Hazır cevaplığıyla yapıştırır yanıtı, anında ..
‘’ – Madem anan namusluydu, ne işi vardı kerhane de ? ‘’
Dün ‘’ – Namussuzluk diz boyu, almış başını gidiyor ‘’ Dendiğinde, insan evladının utançtan ve hicaptan kızarırdı, yüzü ..
Derdi ki, kendi kendine, gömülerek, sessizliğe …
‘’ – Yer yarılsa da, yerin yedi kat dibine girsem ..! ‘’
Günümüzde, domates kızarıyor , kızarmaya da ….
İnsan geçinen ucubelerle, hilkat garibesi acuzeler, unutup çıkmışlığında utanmayı, kızarmayı ..
İşi vuruyorlar, pişkinliğe …..
Çıkınca dünyanın çivisiyle, insanın piçi ve cılkı ….
Dahası, işler iyiden, iyiye şirazeden …
Laf dönüp-dolaşıp geliyor yine, sözün başında söylenen lakırdı’ ya …..
‘’ - Ağızlar kubur, bedenler kerhane olunca …
Ruhlar, orospu olup çıkar ….! ‘’
Hal böyle olunca ….
Vicdanla, cüzdanın arasına sıkışmışlığında …
Vicdanla, Asiye düşer ortaya …!
Ortalık kalır, haramiyle, madrabaza ….!
Yetmedi, pezevenkle, yavşağa …..!
Yetmedi, pezevenkle, yavşağa …..!
Mualla SEZGÖR YASSIBAŞ / İSYANİ
Immenstaad / Friedrichshafen / Almanya
09 / 04 / 2019

Saat ; 05_36

 



YARALI ÖMÜRLE, YANIK, KÖZE KESMİŞ, PÜRMELAL YÜREĞİN, HİCRAN ÖYKÜSÜNÜ .......!

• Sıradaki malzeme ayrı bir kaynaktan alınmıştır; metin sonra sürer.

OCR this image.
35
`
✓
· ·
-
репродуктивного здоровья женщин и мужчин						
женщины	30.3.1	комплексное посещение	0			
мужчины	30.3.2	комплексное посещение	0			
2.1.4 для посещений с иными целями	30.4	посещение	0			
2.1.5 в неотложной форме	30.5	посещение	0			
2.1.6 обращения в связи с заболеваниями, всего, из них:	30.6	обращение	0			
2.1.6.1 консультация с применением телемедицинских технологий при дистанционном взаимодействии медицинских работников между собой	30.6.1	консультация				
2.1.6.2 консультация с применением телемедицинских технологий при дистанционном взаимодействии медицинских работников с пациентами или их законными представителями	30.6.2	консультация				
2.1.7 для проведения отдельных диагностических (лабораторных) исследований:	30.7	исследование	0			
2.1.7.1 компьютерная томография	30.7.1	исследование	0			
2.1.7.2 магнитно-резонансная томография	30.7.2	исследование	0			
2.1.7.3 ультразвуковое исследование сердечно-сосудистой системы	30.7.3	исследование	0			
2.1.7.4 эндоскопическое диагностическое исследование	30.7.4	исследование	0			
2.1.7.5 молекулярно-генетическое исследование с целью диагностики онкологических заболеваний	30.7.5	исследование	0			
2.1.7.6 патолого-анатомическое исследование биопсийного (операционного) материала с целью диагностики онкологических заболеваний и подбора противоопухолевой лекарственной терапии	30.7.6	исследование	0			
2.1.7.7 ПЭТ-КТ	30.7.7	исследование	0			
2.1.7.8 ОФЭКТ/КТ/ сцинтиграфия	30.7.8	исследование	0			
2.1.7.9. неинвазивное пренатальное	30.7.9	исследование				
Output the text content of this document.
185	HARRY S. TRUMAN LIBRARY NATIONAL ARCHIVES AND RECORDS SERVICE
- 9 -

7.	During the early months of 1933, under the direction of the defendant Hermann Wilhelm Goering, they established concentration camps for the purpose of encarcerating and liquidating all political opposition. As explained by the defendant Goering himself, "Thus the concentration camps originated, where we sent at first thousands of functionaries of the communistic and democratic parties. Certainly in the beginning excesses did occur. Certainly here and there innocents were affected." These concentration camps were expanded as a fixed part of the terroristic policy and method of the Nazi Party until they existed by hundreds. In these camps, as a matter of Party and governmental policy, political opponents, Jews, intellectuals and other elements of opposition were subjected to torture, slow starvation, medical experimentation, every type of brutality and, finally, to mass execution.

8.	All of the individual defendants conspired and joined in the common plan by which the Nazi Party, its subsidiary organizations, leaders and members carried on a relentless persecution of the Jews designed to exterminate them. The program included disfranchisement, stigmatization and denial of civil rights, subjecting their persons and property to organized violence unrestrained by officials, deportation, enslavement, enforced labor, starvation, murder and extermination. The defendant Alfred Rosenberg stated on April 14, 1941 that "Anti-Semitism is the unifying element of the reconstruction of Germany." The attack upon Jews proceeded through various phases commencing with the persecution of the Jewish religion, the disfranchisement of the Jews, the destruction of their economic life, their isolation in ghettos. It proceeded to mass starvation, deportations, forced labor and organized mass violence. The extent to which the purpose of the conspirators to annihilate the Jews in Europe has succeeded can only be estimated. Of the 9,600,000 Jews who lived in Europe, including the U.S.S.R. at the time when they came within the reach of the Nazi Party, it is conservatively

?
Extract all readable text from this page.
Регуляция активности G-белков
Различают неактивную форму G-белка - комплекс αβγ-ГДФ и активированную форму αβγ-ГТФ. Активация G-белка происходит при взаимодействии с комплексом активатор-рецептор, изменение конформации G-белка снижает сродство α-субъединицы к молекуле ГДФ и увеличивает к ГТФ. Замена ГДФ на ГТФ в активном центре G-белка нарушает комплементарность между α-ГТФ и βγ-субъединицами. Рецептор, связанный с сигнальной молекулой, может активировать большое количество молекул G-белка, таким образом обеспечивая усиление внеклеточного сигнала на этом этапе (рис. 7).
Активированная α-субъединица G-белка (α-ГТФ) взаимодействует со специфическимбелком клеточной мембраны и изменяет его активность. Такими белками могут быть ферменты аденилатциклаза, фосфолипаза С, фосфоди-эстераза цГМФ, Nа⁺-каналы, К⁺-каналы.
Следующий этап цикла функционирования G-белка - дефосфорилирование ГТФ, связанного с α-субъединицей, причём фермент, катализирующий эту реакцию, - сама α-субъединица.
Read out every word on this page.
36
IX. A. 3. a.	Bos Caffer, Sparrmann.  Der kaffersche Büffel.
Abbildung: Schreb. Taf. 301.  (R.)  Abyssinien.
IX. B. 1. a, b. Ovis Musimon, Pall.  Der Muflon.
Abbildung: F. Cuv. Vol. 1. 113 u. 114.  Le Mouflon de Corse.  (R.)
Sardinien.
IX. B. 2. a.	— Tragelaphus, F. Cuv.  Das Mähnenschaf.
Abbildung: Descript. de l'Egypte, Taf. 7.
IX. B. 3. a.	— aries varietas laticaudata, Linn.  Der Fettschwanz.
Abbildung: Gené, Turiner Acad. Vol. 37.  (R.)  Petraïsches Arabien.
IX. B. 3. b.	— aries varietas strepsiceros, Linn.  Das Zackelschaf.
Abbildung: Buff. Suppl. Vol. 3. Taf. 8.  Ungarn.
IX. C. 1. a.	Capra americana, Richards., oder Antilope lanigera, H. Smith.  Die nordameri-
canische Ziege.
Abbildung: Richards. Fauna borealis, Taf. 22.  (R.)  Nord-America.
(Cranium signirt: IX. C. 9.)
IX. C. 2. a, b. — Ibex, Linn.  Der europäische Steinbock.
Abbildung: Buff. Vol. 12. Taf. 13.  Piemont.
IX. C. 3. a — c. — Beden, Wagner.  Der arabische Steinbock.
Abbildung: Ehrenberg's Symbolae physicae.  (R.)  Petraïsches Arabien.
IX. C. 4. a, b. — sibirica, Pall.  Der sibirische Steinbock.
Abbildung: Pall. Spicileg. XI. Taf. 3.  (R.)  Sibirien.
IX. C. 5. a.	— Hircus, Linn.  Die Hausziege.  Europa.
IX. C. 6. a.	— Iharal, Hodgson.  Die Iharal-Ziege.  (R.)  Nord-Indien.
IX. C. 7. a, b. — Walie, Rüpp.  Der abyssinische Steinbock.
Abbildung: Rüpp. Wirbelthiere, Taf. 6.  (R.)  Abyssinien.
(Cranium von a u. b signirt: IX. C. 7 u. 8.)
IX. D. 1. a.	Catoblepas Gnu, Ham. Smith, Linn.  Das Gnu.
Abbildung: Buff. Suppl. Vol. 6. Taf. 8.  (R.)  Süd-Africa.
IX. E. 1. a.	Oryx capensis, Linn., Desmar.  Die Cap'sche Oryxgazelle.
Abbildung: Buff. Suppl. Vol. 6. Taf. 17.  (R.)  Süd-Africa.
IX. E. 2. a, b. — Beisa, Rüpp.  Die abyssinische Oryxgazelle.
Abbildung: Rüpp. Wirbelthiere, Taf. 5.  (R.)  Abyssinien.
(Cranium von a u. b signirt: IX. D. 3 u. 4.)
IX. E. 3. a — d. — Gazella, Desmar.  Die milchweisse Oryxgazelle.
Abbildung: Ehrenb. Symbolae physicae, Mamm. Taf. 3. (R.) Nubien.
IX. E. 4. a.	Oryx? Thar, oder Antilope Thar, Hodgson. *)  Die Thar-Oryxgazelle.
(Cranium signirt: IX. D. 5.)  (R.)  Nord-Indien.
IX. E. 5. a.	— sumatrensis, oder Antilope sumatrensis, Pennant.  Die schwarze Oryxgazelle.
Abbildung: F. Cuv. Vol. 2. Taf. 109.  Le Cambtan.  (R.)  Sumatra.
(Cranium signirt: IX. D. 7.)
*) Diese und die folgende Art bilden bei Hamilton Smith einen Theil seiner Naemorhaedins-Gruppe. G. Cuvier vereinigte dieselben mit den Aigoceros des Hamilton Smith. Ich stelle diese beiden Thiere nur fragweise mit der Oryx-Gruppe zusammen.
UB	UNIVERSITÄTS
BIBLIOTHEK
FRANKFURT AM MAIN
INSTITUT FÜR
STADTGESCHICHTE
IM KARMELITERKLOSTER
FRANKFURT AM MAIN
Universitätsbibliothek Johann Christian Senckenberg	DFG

Sinem, kuruyup, çöle kesmişliğinde, KERBELA .!
Yüreğim, yangın yeri .....
Ruhum ...
Divaneliklerle, leyliliklerin pençesinde, hicran da gama, yele-kuza kesip, halden, hale kalmışlığında .....
Bununda ötesinde .....
Bu azmış ve yetmemişcesine ..
Mevsimli-mevsimsiz, zamanlı-zamansız ........
Bağrında apansız patlayan tufana, kara-borana siperliğinde, efkar yurdu olup, çıkanlığında .....
EFKAR YURDU OLUP, ÇIKANLIĞINDA ......!
Dur, duraksız '' - EFİL, EFİL ... '' Tütüp, bulutlara kafa tutup, çalım satışlarda, arşa yükselen, duman .....
ARŞ'A YÜKSELEN, DUMAN .......!
İsimi, pasımı yutarken semayla, bulutlar içlerine çekip, doymuştur göz yaşımla, gamımdan ......
Tüm bu azapların bolluğunda ve gına getirip, özümün pestilini çıkartmışlığında .......
Aleni ve bir o kadar da amiyanelikle dillendirmişliğimle .....
İçmeden esrikleşen MEYKEŞ'E, AYYAŞ'A DÖNMELERDE, CANINDAN BEZMİŞ, CANINDAN ....!
Ondandır, sıklıkla KIRK İKİNDİ YAĞMURLARI  kesilip,ağlayışım ...
KIRK İKİNDİ YAĞMURLARI KESİLİP, AĞLAYIŞIM ......!
DİLİM .....
Özüne feryat, feryat sinip, derde, gama, olmadı, YAS'a kesip ........
'' - Hıçkırık, hıçkırık ağıt çoğaltmışlığında .! '' ELEM DERYASI, ELEM .
Zamanın, hayatın, hele ki de, insanın boyasının-foyasının, son aşamada da PİÇ'İ ÇIKMIŞLIĞINDA .......!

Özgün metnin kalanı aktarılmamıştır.